I set off towards the European section and started at the Etruscan part of that section, I noticed at first that there wasn’t a lot of objects and exhibits that had writing on the actual artifact and it wasn’t until I was in the Roman Empire section that I found some memorial reliefs dedicated to people. There was also a lot of these but I also found some really interesting pieces from the part of the Roman section on the Roman Army, they had pieces of what looked like terracotta pottery or ceramic with ink inscriptions on them and were actually letters to people, some were warning people of events and others were just between father and son. I liked these because they were a but more personal than the memorial slabs which were a bit more official and probably glorified.

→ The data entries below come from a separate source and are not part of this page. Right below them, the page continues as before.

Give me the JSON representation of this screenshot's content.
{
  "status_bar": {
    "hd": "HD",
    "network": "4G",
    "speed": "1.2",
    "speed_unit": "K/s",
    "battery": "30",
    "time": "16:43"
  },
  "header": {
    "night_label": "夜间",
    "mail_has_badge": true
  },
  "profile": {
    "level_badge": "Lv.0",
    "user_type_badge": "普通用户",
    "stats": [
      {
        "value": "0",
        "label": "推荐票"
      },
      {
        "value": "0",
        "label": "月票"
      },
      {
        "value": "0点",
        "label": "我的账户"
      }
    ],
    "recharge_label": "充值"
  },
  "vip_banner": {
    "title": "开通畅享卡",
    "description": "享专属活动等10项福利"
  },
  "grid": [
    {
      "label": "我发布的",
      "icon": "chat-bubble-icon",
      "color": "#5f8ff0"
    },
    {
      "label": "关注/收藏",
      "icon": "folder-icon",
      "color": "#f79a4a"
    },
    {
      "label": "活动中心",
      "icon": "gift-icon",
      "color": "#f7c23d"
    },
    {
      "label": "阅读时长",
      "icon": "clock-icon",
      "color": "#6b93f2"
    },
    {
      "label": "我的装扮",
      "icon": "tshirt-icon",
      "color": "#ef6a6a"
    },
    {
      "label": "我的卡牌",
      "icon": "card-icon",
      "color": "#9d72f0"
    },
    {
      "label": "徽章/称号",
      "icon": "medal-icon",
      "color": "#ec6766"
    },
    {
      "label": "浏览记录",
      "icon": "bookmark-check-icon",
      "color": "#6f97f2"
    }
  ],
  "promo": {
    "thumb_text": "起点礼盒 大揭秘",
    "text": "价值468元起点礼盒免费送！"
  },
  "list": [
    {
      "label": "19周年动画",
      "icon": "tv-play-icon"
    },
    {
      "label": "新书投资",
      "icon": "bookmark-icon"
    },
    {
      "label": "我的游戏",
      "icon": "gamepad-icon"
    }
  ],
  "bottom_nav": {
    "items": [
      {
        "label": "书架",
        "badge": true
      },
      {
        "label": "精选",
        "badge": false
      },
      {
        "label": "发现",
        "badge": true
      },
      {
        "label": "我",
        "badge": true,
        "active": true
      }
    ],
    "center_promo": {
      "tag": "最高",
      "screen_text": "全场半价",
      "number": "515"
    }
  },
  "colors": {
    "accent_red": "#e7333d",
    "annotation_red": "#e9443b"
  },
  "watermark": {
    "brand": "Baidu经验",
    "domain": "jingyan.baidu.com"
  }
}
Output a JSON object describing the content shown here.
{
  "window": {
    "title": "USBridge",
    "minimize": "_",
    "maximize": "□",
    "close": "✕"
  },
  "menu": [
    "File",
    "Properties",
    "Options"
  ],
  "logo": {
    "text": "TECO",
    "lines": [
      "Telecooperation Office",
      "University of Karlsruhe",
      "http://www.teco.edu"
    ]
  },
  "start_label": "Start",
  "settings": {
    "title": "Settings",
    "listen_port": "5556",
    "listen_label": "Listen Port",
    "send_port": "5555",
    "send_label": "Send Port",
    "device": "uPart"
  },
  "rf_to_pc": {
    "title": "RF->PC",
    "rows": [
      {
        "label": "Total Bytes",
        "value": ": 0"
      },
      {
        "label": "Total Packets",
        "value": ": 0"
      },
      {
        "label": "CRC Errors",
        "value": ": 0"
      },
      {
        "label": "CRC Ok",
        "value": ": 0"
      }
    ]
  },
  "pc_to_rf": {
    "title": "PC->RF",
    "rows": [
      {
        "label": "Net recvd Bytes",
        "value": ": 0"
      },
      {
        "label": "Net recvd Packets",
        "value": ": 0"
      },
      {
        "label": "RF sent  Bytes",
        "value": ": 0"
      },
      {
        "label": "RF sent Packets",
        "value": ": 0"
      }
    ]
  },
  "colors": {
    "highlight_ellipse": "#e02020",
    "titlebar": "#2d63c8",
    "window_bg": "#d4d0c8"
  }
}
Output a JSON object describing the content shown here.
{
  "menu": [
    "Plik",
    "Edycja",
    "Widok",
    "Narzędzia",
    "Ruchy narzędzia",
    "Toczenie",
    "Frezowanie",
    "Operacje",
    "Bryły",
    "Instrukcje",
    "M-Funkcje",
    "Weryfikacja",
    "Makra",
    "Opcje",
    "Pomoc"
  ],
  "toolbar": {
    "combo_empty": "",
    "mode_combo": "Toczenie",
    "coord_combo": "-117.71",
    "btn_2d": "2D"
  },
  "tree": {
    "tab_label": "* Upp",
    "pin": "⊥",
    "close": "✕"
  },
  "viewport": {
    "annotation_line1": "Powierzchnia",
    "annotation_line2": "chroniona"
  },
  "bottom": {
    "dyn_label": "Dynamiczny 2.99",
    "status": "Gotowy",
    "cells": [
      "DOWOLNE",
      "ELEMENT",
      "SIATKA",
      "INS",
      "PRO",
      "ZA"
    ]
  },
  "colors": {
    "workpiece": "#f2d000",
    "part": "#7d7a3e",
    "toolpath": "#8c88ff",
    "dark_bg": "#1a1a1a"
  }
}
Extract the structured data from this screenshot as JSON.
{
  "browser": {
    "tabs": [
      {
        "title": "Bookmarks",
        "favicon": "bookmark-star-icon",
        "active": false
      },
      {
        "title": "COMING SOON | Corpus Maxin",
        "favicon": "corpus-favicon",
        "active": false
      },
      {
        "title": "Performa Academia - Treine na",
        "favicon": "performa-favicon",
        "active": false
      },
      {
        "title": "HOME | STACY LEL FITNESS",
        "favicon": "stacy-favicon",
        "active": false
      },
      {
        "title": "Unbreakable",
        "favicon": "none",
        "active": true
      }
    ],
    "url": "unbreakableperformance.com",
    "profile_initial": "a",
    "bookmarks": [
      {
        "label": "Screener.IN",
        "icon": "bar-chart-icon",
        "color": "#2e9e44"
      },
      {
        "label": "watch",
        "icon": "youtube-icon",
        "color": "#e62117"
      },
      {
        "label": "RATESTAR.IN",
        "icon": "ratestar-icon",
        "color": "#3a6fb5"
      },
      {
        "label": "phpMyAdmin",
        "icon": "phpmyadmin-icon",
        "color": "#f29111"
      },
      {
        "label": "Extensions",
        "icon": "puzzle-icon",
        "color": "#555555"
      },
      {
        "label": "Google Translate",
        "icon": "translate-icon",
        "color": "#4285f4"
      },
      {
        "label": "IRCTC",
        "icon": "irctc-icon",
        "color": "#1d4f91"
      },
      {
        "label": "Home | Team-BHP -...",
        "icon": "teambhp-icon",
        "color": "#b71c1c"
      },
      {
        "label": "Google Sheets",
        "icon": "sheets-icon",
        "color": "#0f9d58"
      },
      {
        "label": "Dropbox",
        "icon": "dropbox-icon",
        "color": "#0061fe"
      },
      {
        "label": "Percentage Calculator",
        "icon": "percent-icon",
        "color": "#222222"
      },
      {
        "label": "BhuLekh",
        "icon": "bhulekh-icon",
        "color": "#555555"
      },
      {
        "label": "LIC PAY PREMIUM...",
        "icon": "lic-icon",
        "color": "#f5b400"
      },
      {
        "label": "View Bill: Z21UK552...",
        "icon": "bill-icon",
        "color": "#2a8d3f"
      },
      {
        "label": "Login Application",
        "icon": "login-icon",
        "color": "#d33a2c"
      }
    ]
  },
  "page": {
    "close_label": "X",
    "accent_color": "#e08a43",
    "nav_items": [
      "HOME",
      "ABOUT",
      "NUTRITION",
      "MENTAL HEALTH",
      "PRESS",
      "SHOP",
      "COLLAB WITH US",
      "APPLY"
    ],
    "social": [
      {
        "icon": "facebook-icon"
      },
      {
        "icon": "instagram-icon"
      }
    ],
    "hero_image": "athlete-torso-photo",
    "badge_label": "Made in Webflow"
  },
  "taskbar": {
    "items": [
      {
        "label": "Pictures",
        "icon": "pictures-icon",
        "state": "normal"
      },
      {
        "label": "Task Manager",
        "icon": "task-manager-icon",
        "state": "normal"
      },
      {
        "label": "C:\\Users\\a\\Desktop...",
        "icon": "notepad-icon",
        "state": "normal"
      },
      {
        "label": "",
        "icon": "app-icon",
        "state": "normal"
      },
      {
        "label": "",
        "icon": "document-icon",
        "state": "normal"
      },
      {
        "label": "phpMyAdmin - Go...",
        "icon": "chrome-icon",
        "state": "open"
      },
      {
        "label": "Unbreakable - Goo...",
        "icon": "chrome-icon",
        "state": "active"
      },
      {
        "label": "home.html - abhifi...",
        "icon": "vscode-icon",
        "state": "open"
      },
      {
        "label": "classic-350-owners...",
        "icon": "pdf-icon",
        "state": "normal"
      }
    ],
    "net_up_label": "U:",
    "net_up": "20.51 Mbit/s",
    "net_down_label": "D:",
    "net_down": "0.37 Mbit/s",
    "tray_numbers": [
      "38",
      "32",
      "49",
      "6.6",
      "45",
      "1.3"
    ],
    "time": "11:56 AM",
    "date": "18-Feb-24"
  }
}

I then walked through the money section and had a little look and I came across some printed money that was used for props in TV and movies and noticed one for Doctor Who which had an accompanying video showing the scene were the 10 “pound” notes were used, but as you can’t legally print money they created their own note that had the same colour scheme and over all image placement of a standard £10 note but the portrait was instead the Doctor at the time David Tennant and instead of ’10 pounds’ it said ’10 satsumas’  and had a quote from the show on the note. As a fan of the show I thought it was cool finding out that little bit of info but also amusing in the way they recreated it, paying attention to quite a bit of detail to make it look as real as possible without copying.


Back to the task at hand! I also found in the money section old Ancient Islamic coins from the Umayyad Empire (649-7 AD) that had a proclamation of faith inscribed into the coins. I thought it was an interesting use of writing on such a small object.



I then walked through past the Medieval Europe part of the museum and decided to look somewhere different and found myself in the Enlightenment Era which was decked out to look more like an old library in somewhere like the V&A than a museum, it made it seem very atmospheric to the era. It was here I found the object that I would talk about when we would regroup afterwards. I found a Chinese brush pot and ink cake. I read some of the facts about it and the Chinese writing on the pot and cake is not tied to the spoken language, that the characters work on a pictographic base using symbols to stand for a group of words. They apparently form the oldest writing system still in use. These objects are covered in only a fraction of more than 50,000 known characters. 


We met back at the steps outside and everyone mentioned a piece that they had found and we discussed around them and talked more about the weeks to come before we all parted ways.

It was an interesting visit as I hadn’t been to the British Museum with a mission or select idea in mind so it was more of a focused visit and I had fun wandering around areas that I might not have paid attention to before.